Despite its size, Rome is a very walkable city. Given the amount of traffic, it’s sometimes preferable to simply pull on a good pair of shoes, preload a Google map of the area you want to explore on your phone (GPS works even if you don’t have cell service), and then head out with a few others to see the sites that aren’t included on your tour. For two nights, we did this, racking up miles on our pedometers while seeing some attractions that appear far more romantic at night.
We had to cross the Tiber River to begin our tours, but the view of St. Peter’s Basilica is breathtaking at twilight.
Fountains are Fab
Over two-thousand fountains can be found in the Eternal City—more than in any other city in the world. Fifty of those are considered monumental fountains. We made it our mission to visit as many as we could.
The Fontana del Pantheon can be found directly in front of the Pantheon in the Piazza del Rotunda. Atop the fountain is the Egyptian Obelisk. Commissioned by Pope Gregory XIII and designed by Giacomo Della Porta in 1575, the fountain was sculpted out of marble by Leonardo Sormani. The redesign of the fountain in 1711 by Filippo Barigioni added the the Macuteo obelisk (originally created during the period of Ramses II) set in the centre on a plinth with four dolphins decorating the base.
The Fontana Dei Quattro Fiumi (Fountain of the Four Rivers) can be found in the Piazza Navona. Designed in 1651 by Gian Lorenzo Bernini for Pope Innocent X, the fountain stood in front Innocent’s family palace, the Palazzo Pamphili. It depicts the Gods of the four great rivers in the four known continents of the time: the Nile in Africa, the Ganges in Asia, the Danube in Europe, and the Río de la Plata in America.
At the north end of Piazza Navona is the Fontana de Neptune. This was once called the Fontana dei Calderan because a nearby alley was home to blacksmiths and those who made metal pots and pans.
The Fontana della Barcaccia (Fountain of the Boat), is a Baroque-style fountain found at the foot of the Spanish Steps in Rome’s Piazza di Spagna. This one has a particularly interesting history. According to legend, as the River Tiber flooded in 1598, water carried a small boat into the Piazza di Spagna. When the water receded, a boat was deposited in the center of the square. When Pope Urban VIII commissioned Pietro Bernini in 1623 to build the fountain, Bernini was inspired by the story. He designed the fountain to be the shape of a half-sunken ship with water overflowing its sides into a small basin.
The source of the water comes from the Acqua Vergine, an aqueduct from 19 BCE. Bernini built this fountain to be slightly below street level due to the low water pressure from the aqueduct. Water flows from seven points of fountain: the center baluster; two inside the boat from sun-shaped human faces; and four outside the boat.

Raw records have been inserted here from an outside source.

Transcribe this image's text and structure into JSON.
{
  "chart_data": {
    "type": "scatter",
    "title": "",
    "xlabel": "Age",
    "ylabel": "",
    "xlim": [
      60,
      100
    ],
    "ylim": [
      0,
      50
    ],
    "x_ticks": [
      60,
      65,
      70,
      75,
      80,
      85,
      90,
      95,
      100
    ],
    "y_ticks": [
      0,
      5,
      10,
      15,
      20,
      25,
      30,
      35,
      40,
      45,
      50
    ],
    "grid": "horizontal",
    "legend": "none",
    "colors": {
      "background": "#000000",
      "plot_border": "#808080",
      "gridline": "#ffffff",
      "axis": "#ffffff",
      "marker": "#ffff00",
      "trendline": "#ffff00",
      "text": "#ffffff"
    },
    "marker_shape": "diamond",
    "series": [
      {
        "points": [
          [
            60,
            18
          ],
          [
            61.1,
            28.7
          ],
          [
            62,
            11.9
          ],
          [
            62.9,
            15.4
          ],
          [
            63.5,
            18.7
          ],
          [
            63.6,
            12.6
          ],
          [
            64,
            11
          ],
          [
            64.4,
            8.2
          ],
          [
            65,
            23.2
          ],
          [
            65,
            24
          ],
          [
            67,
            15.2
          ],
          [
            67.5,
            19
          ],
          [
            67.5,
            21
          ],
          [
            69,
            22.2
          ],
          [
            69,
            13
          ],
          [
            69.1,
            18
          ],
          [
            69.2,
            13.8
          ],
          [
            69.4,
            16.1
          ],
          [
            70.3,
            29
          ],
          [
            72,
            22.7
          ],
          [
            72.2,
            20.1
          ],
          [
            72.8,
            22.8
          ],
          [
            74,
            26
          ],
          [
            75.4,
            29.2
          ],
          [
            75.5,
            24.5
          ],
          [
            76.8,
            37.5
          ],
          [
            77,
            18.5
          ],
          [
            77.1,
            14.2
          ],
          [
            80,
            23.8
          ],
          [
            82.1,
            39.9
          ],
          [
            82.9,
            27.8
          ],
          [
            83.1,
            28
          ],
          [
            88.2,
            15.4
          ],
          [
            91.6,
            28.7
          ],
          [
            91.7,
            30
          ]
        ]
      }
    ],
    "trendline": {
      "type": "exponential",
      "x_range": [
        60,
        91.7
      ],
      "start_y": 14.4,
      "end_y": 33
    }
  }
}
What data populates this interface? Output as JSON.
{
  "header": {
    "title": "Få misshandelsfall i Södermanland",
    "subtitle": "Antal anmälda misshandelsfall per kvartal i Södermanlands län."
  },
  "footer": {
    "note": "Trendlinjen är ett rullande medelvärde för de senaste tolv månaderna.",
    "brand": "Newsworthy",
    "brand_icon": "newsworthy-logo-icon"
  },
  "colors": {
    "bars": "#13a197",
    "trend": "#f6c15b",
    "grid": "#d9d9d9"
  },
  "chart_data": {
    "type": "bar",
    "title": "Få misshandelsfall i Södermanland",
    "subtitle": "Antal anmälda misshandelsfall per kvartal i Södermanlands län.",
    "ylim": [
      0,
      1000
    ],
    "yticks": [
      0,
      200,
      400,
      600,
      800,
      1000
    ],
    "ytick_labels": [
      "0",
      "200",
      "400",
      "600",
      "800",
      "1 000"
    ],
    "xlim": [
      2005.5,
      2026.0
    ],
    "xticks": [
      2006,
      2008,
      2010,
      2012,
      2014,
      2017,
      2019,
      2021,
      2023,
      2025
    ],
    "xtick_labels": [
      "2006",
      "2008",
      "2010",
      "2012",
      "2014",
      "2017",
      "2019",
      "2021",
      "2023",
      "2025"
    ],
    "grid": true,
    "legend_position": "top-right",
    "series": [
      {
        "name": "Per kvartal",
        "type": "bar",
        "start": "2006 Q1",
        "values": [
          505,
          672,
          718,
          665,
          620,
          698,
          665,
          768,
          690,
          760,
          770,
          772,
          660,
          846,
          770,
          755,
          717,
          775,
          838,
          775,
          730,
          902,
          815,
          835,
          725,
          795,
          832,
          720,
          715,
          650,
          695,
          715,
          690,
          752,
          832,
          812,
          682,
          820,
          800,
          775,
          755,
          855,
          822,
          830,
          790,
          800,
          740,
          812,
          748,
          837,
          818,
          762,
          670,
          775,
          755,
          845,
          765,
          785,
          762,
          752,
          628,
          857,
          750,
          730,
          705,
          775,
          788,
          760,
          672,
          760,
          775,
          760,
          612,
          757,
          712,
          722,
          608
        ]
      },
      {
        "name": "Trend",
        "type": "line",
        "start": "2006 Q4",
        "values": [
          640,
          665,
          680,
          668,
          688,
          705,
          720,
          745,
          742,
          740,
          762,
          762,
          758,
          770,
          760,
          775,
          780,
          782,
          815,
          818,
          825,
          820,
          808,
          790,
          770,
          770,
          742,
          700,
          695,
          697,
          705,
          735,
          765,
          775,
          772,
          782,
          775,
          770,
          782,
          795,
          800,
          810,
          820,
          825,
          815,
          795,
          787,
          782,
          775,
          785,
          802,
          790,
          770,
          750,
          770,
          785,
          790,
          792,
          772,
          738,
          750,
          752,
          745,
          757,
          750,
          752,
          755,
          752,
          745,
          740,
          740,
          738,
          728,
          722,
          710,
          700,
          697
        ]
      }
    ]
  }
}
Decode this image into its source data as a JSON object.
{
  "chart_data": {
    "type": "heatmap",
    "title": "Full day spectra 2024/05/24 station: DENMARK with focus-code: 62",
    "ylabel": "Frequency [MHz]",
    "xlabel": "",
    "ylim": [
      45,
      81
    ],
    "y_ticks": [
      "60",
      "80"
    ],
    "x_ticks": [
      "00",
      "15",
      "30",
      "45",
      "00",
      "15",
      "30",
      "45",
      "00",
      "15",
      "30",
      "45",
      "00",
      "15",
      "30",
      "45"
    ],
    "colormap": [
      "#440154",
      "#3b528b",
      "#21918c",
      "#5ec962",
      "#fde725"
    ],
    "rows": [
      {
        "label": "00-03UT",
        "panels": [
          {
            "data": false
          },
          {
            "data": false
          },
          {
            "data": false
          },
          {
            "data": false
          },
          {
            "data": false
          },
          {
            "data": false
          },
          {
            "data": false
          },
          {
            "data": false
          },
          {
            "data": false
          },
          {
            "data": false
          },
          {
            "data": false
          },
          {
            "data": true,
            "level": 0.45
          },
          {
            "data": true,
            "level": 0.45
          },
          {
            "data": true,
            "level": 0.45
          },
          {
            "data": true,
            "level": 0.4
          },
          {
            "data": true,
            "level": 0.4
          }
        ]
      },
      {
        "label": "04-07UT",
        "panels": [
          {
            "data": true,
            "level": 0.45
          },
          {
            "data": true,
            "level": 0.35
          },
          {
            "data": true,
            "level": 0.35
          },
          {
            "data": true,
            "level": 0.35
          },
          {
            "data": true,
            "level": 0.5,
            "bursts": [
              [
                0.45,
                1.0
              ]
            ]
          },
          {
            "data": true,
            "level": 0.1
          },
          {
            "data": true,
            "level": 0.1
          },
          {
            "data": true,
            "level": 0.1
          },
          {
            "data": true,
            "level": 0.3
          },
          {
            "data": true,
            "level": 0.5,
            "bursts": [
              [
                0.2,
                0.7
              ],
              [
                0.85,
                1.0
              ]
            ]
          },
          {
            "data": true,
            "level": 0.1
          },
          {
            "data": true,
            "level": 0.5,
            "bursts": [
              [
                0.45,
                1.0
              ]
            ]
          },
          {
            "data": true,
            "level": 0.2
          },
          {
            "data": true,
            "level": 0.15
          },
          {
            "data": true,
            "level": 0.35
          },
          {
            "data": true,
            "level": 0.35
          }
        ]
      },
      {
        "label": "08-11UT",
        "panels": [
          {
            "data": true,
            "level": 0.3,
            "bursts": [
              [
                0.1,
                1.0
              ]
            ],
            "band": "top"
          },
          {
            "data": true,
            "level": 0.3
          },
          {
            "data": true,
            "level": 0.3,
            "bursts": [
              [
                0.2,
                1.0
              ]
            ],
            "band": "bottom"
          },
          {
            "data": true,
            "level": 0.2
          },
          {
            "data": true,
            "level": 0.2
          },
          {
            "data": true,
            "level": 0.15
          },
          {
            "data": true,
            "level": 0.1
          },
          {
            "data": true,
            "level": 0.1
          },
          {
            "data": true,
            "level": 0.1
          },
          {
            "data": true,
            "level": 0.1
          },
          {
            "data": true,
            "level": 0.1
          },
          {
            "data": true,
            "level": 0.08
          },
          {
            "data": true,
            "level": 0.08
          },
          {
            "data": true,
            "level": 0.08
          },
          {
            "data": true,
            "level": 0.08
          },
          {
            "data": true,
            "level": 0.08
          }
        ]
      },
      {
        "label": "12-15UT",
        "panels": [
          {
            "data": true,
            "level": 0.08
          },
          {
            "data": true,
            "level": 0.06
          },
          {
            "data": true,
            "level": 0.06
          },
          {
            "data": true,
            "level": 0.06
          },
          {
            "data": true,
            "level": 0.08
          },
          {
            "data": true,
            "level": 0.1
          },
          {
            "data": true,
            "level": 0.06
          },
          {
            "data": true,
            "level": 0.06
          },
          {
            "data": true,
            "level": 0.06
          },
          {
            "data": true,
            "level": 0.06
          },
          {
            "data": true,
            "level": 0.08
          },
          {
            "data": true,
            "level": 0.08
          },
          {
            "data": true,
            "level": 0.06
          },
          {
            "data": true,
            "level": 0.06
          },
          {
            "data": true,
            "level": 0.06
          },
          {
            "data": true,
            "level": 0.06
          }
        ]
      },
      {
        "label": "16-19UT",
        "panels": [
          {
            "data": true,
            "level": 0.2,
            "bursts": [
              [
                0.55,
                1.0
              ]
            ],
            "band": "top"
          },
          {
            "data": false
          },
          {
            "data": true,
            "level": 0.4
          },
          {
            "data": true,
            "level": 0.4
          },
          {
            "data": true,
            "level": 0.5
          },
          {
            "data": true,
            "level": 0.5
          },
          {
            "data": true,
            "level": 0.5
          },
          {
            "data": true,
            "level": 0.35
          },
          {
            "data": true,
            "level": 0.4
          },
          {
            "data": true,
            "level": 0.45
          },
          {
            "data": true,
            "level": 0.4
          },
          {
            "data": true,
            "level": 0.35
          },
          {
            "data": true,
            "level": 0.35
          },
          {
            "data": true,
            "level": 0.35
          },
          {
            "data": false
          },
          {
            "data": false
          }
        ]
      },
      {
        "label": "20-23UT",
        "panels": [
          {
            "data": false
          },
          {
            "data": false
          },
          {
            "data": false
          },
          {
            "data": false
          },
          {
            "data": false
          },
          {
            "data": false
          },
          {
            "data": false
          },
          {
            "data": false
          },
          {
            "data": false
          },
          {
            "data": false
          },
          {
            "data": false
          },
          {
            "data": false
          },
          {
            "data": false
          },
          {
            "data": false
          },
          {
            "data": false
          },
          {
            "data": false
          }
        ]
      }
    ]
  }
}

At the top of the 138 Spanish Steps is the piazza Trinita dei Monti and the twin-tower church, Campo Marzio. This church has an interesting ceiling in that it’s not decorated with frescoes. The entire sanctuary is bright at night because there’s nothing to absorb the light.
Designed by the architect Giacomo Della Porta and constructed by the Fiesole sculptor Rocco Rossi, the Fontana de Piazza Colona is located near the Column of Marcus Aurelius. This Roman victory column is Doric and hollow. The exterior features a spiral relief of the emperor’s successful military campaigns against the Quadi across the Danube between 172 and 175 AD, while the inside contains a spiral staircase. Similar in appearance to its predecessor, Trajan’s Column, it’s not nearly as tall. However, its base has never been excavated—and up to seven meters is below the ground! Back in the 4th century, it was said this column stood 175 feet.
The most grand of all the monumental fountains is the Trevi Fountain in Palazzo Poli. Designed by Italian architect Nicola Salvi and completed by Giuseppe Pannini and several others, this is the largest Baroque fountain in Rome (161 x 86′). Yes, we threw a coin into the fountain, but we’re not sure if we did it right (you’re supposed to use your right hand to throw it over your left shoulder). The act of doing so means you’ll come back in the future. An estimated 3,000 euros are thrown into the fountain each day.
While on our trek, we passed by some unexpected sites, like this colonna (collonade) left from the Temple of Hadrian.
On the way back to the hotel, we walked along the river and had an entirely different view of the night lights. A quick check of our pedometers showed we had covered over seven miles on this trek. Time to put up our feet and have a glass of prosecco!